I heard I should be "rebalancing" my 401k, what is that and how often should I do it?
Rebalancing your 401(k) is a good idea. As an example, assume your 401(k) has an initial asset allocation of 50% stocks/50% bonds. If the stock market does well over a period of time you may find that allocation to now be 55% stocks/45% bonds (not that bonds lost money but stocks did much better than bonds). At that point it would make sense to "rebalance" your account back to the original 50% stocks/50% bonds. In doing so, you will be "locking in" some of the gains you've accumulated in the stock market (the 5% you're moving from stocks back to bonds). If you do not rebalance, assume the stock market then goes down and what was 55% stocks/45% bonds now goes back to 50% stocks/50% bonds BUT did not happen by rebalancing but by the market going down and as a result you lost the gains that we're previously had.
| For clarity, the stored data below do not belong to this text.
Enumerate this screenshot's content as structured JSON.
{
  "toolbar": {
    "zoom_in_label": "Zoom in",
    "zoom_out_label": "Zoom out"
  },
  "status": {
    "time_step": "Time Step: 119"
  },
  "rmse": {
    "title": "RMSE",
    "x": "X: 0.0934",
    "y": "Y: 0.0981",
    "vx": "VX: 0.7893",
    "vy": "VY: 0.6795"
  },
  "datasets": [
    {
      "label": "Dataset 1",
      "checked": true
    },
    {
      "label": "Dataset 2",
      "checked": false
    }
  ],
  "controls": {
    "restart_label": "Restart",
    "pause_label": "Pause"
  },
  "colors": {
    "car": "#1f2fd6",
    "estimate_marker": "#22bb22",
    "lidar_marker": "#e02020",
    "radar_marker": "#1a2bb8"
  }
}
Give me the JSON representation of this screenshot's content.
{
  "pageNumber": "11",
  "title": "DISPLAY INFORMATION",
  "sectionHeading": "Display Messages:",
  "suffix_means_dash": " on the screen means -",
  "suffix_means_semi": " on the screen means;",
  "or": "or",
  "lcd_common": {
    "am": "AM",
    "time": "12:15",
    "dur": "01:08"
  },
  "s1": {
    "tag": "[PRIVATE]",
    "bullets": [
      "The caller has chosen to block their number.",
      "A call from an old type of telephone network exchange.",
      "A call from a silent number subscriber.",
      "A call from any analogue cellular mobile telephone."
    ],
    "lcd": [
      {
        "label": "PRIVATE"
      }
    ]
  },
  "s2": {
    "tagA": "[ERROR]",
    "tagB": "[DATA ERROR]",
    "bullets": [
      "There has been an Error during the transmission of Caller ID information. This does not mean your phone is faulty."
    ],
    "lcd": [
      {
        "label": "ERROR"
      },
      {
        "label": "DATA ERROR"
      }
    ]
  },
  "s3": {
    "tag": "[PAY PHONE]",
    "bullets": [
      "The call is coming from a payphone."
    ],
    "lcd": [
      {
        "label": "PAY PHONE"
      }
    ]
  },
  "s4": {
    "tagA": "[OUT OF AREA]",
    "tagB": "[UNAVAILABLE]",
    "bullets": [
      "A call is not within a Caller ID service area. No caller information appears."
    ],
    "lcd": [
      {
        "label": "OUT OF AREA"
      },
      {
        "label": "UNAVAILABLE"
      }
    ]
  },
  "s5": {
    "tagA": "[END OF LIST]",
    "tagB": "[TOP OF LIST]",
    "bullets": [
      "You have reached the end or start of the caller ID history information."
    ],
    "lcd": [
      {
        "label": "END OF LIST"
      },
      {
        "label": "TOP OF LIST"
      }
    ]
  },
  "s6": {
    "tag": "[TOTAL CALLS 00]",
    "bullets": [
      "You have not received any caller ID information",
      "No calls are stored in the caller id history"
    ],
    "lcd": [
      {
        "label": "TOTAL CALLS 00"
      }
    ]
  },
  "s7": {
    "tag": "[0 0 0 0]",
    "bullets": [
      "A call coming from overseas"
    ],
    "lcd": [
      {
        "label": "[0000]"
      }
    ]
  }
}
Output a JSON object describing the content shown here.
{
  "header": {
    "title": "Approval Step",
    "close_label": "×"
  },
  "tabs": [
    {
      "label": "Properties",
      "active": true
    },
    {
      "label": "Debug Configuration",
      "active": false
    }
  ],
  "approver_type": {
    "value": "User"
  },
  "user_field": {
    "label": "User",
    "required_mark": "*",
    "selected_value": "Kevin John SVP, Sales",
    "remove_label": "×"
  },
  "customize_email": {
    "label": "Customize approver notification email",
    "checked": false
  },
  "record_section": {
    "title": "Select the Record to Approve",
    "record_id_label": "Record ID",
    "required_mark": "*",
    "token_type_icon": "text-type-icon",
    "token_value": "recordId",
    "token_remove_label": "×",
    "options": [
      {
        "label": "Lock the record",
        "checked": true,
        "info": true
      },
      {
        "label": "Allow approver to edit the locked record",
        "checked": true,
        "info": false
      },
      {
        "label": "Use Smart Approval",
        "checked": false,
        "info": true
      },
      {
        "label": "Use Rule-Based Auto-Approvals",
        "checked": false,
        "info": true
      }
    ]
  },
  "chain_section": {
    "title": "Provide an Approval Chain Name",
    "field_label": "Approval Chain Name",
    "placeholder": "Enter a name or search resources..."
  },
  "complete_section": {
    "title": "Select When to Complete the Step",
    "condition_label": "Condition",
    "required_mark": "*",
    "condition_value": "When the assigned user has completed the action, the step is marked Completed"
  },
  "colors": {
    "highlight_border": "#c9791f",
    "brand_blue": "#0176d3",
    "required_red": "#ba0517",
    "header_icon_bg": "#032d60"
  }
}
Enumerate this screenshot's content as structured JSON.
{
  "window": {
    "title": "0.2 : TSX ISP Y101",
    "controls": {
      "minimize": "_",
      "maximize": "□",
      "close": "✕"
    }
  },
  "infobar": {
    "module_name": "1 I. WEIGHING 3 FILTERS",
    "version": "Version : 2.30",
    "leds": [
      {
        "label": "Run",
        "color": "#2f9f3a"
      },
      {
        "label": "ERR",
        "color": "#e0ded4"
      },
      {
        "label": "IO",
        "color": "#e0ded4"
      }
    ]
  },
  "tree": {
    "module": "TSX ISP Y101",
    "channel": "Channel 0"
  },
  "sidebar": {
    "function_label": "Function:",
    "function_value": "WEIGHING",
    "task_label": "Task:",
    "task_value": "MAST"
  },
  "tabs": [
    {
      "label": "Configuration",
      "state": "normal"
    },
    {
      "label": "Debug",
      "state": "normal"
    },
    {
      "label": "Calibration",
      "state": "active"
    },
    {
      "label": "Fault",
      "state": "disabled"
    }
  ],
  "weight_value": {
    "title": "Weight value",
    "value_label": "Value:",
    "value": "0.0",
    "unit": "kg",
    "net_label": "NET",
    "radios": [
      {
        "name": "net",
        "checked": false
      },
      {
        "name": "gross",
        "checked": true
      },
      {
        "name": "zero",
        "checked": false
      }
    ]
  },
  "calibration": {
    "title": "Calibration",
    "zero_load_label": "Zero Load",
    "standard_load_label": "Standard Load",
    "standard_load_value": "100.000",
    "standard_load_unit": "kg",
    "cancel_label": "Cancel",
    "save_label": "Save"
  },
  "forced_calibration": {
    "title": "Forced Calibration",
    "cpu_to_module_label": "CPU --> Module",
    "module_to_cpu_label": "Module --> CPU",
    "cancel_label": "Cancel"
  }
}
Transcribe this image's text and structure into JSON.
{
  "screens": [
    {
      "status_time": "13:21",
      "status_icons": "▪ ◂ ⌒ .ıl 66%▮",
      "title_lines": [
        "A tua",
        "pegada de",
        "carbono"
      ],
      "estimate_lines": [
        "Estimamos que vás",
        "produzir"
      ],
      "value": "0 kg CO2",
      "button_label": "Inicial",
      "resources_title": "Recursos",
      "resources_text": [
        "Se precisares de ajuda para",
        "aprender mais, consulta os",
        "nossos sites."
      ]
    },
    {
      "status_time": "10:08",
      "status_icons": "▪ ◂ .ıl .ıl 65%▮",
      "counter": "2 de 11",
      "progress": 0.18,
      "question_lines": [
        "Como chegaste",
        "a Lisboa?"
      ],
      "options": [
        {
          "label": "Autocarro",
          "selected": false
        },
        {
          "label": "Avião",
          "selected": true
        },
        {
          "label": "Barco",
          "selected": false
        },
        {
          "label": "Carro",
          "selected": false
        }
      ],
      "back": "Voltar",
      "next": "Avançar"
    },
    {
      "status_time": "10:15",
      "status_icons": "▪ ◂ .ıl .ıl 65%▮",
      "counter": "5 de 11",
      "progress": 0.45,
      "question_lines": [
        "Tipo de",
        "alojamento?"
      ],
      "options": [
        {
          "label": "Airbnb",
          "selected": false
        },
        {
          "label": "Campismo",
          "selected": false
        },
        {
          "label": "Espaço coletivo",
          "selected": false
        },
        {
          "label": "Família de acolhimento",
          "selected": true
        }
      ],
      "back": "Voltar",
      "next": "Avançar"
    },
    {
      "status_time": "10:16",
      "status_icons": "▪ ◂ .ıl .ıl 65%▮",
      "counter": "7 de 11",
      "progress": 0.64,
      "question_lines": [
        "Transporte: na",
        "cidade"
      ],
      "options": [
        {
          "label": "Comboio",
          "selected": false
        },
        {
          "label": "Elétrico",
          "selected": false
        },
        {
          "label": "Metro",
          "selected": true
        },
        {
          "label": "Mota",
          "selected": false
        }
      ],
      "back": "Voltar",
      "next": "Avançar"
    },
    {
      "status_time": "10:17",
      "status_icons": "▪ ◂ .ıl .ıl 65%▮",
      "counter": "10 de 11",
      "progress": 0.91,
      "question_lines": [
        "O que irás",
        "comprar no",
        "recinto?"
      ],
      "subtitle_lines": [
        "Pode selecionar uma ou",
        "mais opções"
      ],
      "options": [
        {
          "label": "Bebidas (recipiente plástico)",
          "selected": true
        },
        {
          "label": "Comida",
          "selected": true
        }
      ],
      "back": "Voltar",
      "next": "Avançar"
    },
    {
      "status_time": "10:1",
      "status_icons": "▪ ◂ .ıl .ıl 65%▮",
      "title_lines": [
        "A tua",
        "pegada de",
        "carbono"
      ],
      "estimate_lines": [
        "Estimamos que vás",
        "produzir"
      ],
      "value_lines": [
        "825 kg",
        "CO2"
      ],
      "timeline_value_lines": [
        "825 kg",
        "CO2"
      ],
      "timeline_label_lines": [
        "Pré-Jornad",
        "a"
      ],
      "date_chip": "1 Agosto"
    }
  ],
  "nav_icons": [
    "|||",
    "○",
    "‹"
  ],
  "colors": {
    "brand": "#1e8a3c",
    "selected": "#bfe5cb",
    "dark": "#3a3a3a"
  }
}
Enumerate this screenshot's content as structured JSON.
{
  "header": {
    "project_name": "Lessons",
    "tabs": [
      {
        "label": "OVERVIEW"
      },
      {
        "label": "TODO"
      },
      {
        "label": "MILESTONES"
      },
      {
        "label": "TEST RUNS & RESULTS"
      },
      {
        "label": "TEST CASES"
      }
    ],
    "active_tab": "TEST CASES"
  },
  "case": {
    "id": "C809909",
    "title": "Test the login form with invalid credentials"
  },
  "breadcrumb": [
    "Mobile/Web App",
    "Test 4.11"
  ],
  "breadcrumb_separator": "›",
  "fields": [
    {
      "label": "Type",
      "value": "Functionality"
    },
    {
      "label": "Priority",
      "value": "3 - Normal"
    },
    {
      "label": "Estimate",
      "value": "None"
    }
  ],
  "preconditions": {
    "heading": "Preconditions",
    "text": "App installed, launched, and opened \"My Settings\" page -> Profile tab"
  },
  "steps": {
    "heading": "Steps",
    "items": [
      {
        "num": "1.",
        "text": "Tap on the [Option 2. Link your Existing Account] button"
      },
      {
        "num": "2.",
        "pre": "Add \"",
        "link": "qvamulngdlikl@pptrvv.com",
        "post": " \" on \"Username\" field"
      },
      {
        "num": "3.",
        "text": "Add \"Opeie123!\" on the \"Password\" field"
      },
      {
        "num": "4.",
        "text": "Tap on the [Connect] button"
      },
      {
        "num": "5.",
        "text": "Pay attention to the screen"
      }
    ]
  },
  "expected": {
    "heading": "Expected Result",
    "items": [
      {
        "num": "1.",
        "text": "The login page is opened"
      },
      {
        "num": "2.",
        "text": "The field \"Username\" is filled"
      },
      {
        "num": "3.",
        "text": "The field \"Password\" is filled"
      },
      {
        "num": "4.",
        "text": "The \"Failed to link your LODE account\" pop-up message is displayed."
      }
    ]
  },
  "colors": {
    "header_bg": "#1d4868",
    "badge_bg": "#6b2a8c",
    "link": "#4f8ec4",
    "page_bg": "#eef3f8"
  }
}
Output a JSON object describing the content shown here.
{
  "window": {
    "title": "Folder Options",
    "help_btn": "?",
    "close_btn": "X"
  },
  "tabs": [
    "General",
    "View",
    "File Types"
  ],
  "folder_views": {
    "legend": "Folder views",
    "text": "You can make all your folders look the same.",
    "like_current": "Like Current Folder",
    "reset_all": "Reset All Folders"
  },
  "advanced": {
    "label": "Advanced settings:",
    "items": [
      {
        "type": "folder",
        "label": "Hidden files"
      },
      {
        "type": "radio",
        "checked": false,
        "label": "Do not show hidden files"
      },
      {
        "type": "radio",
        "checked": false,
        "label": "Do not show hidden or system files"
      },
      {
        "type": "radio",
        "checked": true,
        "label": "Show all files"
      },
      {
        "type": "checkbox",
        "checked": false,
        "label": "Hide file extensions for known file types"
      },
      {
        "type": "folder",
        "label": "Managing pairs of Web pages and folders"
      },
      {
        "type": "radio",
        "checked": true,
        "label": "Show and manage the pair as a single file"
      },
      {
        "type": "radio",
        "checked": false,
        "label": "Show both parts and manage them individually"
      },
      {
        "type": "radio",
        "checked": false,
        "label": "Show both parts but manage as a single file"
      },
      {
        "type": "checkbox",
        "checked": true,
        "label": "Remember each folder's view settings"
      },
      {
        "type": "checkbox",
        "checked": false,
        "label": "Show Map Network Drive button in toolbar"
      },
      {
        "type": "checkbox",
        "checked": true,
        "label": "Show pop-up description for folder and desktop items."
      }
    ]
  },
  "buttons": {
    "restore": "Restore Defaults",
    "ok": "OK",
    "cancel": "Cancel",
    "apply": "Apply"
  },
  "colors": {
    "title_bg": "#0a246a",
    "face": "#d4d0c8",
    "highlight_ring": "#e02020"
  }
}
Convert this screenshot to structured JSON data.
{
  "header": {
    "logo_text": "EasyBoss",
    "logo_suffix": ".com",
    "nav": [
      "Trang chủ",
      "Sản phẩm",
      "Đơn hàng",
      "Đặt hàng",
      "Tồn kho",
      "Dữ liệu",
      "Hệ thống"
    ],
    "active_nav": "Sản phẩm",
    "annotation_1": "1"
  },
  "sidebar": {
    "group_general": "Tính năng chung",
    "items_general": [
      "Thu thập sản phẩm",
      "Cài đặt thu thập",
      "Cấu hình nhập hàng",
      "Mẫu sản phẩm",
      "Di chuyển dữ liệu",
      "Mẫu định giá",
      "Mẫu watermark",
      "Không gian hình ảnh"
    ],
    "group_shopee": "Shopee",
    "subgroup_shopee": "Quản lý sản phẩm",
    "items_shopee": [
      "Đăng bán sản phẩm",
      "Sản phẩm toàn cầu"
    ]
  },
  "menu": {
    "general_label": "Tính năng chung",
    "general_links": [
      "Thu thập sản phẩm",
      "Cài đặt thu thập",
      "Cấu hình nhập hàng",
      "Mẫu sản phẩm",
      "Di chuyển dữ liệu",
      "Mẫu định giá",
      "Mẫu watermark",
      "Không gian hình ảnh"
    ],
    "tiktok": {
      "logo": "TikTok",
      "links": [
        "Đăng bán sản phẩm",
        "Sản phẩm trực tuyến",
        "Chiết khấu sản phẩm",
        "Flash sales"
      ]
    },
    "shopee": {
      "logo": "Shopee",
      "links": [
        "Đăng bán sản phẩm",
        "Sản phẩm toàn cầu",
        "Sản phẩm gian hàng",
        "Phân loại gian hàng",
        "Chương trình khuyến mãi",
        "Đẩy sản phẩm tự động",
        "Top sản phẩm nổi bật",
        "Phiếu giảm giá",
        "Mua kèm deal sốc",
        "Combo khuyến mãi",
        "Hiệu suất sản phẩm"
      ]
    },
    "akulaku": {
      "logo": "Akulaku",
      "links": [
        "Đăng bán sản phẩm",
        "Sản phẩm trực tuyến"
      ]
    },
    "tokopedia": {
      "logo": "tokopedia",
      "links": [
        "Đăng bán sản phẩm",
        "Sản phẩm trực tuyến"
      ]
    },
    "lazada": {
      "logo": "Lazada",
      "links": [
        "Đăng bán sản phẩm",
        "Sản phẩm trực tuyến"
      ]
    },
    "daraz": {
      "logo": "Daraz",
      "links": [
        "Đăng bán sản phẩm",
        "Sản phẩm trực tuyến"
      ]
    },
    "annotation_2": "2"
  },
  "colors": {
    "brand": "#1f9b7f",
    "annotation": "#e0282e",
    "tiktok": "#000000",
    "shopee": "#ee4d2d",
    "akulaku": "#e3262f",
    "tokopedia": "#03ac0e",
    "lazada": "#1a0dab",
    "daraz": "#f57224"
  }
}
By rebalancing when the target allocation is off target (either up or down - the opposite of the above example can happen when the stock market goes down), you are practicing the "buy low - sell high" approach that is so important.
As for when to rebalance, many 401k plans allow you to set it up automatically - if so, quarterly or twice a year are usually good choices. If the 401k does not allow for automatic rebalancing, doing it at least once a year is a good idea. I hope this helps.